The instructions for HCFA Form 855G provide that Form 855G must
be completed when any one of the following situations is present:
1. An individual practitioner is currently enrolled in the Medicare
program and is joining a group/partnership that is currently in
the Medicare program where the individual practitioner will reassign
benefits to the group/partnership.
2. A new group/partnership is formed.
3. A group/partnership wishes to update the status of its current
members/partners, e.g., removing a member, assigning a member
to a new practice location, or adding a member.
A group member is identified as a physician or non-physician
practitioner who renders services in a group practice and who
reassigns their benefits to the group.
Conclusion.
In a situation in which a new group is formed among pre-existing
practices or an existing group is reorganized, a number of possible
scenarios are presented for continuation of billing of Medicare
services:
1. The individual members of the existing group can stop billing
as a group by simply not reassigning benefits to the group, in
which case each former group member would bill showing his or
her individual UPIN (in box 33 of HCFA-1500).
2. Some individuals in the group can adopt billing scenario
number one, while other members of the group remain a group practice,
continue to reassign their individual benefits to the group, and
complete HCFA-1500 as a group (with the group identifier in item
33 and the individual identifiers in item 24).
3. New group entities can be formed and can obtain new, distinct
provider identification numbers.
Whichever scenario is chosen, appropriate Forms 855 and/or 855G
should be filed reflecting the intended billing methods.
It takes anywhere from 60 to 120 days to obtain a new provider
identification number. During the period prior to issuance of
new group provider numbers, individuals providing services should
be able to bill under their individual provider numbers.

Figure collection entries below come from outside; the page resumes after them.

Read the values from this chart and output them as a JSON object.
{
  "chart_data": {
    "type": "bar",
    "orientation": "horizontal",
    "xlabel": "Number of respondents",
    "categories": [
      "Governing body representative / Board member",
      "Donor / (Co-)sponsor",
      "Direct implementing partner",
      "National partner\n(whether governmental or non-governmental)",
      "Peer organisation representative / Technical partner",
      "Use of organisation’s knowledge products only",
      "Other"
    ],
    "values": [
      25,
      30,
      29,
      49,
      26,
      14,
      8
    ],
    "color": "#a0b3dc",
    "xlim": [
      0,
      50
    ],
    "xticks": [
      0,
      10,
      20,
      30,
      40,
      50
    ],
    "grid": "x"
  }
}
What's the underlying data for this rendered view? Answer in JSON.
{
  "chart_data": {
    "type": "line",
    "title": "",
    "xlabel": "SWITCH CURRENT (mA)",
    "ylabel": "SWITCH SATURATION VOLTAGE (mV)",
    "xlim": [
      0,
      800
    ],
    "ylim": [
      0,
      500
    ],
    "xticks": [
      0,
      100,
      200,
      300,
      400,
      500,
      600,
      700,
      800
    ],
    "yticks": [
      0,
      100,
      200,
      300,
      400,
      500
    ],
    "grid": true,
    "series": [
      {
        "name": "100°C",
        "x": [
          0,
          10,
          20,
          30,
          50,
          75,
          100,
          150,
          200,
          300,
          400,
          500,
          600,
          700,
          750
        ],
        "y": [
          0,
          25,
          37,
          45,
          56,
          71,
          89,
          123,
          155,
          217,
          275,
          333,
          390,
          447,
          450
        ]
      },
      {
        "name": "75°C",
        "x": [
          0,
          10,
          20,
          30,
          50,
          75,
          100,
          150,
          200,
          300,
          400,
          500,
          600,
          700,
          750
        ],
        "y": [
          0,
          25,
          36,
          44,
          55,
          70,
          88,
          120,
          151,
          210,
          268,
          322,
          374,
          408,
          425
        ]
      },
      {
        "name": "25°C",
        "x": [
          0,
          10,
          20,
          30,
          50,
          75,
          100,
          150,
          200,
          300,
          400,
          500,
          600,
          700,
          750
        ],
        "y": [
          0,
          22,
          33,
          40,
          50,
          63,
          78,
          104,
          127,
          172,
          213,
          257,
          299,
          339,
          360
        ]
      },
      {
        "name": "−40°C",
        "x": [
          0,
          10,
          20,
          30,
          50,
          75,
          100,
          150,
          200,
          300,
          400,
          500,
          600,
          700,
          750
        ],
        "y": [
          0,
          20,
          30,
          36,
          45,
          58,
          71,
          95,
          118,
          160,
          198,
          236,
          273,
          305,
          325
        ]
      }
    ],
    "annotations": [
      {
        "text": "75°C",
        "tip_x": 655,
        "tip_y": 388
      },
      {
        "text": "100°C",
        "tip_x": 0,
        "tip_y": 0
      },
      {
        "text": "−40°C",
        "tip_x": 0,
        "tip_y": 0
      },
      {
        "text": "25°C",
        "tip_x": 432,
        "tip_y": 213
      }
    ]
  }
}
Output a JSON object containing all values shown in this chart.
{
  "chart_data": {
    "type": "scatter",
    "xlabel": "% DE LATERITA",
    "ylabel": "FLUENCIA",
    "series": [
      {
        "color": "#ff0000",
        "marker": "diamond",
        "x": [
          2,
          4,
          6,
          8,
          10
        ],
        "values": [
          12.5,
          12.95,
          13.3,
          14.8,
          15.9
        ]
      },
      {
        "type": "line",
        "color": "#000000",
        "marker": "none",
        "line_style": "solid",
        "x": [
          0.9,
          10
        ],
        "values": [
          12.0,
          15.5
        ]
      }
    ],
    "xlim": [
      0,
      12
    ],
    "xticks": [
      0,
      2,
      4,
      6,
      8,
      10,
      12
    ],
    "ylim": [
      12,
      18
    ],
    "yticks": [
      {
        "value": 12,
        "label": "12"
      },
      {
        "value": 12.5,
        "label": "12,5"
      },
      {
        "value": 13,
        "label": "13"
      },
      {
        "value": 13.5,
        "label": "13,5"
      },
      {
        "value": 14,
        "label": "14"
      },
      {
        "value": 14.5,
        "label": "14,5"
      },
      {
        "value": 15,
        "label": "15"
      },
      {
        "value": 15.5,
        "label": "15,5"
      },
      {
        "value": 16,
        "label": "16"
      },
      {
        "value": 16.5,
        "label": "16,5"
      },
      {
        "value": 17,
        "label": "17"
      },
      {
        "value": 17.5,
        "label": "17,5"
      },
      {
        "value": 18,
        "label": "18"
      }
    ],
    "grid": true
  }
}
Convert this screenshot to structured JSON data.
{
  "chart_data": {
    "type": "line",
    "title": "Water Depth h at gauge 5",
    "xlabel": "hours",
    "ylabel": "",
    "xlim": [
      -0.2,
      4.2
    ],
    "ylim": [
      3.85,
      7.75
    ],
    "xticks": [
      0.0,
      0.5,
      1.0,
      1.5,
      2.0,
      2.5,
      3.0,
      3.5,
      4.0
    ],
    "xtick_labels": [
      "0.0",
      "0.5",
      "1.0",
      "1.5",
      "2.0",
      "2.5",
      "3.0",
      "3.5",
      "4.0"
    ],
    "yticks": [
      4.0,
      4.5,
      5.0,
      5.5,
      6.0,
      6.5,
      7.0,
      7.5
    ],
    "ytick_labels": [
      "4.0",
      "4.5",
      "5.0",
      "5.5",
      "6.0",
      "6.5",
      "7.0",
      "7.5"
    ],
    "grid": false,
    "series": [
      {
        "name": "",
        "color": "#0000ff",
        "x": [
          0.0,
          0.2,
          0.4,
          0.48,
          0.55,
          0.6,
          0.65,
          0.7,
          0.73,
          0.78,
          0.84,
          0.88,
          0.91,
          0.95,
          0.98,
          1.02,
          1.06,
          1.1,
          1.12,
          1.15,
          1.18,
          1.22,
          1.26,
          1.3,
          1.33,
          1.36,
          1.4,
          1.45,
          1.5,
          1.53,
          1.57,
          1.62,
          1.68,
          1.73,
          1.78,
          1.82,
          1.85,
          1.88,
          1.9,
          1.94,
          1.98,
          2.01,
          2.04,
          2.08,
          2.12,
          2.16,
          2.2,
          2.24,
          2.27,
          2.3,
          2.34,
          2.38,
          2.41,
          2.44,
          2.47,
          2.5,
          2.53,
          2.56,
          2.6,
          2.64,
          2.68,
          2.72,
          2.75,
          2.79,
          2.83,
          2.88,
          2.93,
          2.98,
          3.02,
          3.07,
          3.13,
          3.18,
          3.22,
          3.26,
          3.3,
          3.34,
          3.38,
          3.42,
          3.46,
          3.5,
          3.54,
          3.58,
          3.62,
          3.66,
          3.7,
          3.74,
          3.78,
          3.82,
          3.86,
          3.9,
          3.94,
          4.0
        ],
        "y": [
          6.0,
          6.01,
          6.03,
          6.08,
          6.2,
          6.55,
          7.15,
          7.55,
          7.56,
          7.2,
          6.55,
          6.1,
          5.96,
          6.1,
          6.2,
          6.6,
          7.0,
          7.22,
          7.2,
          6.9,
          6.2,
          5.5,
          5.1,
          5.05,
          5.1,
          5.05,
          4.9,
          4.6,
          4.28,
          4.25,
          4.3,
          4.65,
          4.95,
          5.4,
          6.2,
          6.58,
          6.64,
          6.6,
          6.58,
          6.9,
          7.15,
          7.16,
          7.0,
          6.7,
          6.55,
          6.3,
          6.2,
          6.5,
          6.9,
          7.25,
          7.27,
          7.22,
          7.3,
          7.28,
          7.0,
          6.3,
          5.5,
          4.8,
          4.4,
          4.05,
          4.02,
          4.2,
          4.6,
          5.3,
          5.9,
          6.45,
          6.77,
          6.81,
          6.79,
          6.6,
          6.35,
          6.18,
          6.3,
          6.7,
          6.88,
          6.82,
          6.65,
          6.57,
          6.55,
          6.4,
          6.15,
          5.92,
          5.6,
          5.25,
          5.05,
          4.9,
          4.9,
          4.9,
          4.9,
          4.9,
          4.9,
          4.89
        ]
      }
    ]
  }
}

This
is true even if the terms of the members employment or other
group affiliation require the member to assign all income to the
group. The common law assignment of income is separate and distinct
from the issue of assignment or reassignment of benefits under
the Medicare program. The billing scenarios address only reassignment
of income by the Medicare carrier, i.e. designation of the Medicare
payee. Where new groups are formed but have not yet obtained new
provider numbers and benefits are paid by Medicare directly to
the individual members of the group, this income may still be
deemed effectively assigned to the group at common law and for
federal income tax purposes, even though not reassigned to the
group for Medicare payment purposes.
If a new group has any of the following ancillary services,
additional planning and counseling must be provided to assure
compliance with the Stark law. Social Security Act § 1877, 42
U.S.C.
§ 1395 nn (refer to Highlights of Proposed Stark II Regulations
on page one):
l clinical laboratory
l physical therapy
l occupational therapy
l radiology, including MRI, CT and ultrasound
l radiation therapy
l durable medical equipment
l parenteral and enteral nutrition (IV therapy)
l prosthetics and orthotics
l home health
l outpatient prescription drugs
l inpatient and outpatient hospital services
Violation of the Stark law would mean that Medicare-covered
ancillary services provided by the group to Medicare beneficiaries
could not legally be billed or collected from any source. Willful
and repeated violations could also result in civil monetary penalties
of up to $15,000 for each claim, $100,000 for each unlawful arrangement
and exclusion from the Medicare program. Id.